Finite Rank Bratteli Diagrams: Structure of Invariant Measures

TL;DR

This paper studies invariant measures on finite rank Bratteli diagrams, showing they derive from simple subdiagrams, and explores conditions for unique ergodicity and mixing properties of associated Vershik maps.

Contribution

It characterizes ergodic invariant measures as extensions from simple subdiagrams and introduces conditions for unique ergodicity and non-mixing behavior of Vershik maps.

Findings

Invariant measures are extensions from simple subdiagrams.

Exact finite rank implies non-strong mixing of Vershik map.

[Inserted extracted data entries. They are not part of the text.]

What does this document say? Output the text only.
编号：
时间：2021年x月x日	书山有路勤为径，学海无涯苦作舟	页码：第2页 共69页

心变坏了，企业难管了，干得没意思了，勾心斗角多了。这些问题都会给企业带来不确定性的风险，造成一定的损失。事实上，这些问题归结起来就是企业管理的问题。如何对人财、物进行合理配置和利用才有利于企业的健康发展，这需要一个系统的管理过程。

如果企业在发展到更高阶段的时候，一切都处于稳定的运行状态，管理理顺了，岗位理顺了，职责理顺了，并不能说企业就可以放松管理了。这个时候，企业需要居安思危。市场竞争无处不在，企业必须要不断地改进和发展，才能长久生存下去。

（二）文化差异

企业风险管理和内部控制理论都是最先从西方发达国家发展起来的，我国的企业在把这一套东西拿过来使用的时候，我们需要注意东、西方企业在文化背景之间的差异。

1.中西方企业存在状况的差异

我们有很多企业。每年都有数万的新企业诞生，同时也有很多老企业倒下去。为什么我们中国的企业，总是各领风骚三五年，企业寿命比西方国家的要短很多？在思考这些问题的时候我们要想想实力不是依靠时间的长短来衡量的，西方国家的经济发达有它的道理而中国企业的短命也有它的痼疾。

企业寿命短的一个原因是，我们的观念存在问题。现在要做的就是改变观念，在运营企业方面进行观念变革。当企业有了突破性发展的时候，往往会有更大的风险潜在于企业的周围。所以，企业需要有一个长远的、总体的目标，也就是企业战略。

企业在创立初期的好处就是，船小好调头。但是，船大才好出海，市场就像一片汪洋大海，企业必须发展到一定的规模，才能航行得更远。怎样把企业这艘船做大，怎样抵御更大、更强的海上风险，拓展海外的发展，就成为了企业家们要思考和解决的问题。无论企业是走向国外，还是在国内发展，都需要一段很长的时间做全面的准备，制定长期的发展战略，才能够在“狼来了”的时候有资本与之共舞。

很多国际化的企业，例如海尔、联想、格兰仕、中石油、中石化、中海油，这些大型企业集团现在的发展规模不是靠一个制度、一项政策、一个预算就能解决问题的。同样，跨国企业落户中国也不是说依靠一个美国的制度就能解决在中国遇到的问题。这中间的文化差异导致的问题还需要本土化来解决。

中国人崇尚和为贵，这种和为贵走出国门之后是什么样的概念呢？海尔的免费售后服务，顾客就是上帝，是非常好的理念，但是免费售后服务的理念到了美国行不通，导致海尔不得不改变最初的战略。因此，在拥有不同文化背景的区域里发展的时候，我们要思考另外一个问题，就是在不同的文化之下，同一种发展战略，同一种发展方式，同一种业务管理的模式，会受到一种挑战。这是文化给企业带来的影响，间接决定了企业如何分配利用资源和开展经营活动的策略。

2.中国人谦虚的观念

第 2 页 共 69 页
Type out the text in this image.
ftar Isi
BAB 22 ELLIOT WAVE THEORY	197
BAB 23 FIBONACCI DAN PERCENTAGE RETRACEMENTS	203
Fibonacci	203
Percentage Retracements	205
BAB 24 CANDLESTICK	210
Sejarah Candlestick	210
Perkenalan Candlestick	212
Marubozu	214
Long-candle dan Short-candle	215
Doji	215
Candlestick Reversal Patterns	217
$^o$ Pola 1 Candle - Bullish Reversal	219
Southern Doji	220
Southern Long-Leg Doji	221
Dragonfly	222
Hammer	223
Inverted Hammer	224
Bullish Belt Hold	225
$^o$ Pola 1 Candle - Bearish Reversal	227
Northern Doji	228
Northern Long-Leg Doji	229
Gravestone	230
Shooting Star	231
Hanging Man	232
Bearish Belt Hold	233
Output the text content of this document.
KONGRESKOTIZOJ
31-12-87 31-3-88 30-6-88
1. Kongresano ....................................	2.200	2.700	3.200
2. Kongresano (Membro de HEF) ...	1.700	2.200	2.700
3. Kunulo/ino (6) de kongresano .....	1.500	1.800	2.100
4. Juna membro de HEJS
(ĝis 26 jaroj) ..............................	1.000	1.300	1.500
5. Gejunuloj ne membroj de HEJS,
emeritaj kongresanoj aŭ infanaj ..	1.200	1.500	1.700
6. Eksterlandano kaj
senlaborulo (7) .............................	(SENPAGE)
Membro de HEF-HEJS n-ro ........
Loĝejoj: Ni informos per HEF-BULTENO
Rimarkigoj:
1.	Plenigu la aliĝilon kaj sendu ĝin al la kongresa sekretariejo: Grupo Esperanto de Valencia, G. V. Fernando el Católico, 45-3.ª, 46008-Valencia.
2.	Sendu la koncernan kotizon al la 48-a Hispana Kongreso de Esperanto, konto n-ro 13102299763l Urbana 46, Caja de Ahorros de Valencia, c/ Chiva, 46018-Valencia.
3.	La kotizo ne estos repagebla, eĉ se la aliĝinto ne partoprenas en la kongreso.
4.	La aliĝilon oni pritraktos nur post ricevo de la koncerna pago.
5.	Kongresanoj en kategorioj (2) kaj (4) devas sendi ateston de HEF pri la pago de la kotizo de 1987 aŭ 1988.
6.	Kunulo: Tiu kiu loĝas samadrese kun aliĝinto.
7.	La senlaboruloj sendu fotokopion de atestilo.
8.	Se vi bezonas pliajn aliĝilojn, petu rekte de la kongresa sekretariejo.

Consecutive ordering prevents strong mixing on finite rank diagrams.

Abstract

We consider Bratteli diagrams of finite rank (not necessarily simple) and ergodic invariant measures with respect to the cofinal equivalence relation on their path spaces. It is shown that every ergodic invariant measure (finite or "regular" infinite) is obtained by an extension from a simple subdiagram. We further investigate quantitative properties of these measures, which are mainly determined by the asymptotic behavior of products of incidence matrices. A number of sufficient conditions for unique ergodicity are obtained. One of these is a condition of exact finite rank, which parallels a similar notion in measurable dynamics. Several examples illustrate the broad range of possible behavior of finite type diagrams and invariant measures on them. We then prove that the Vershik map on the path space of an exact finite rank diagram cannot be strongly mixing, independent of the ordering. On the other hand, for the so-called "consecutive" ordering, the Vershik map is not strongly mixing on all finite rank diagrams.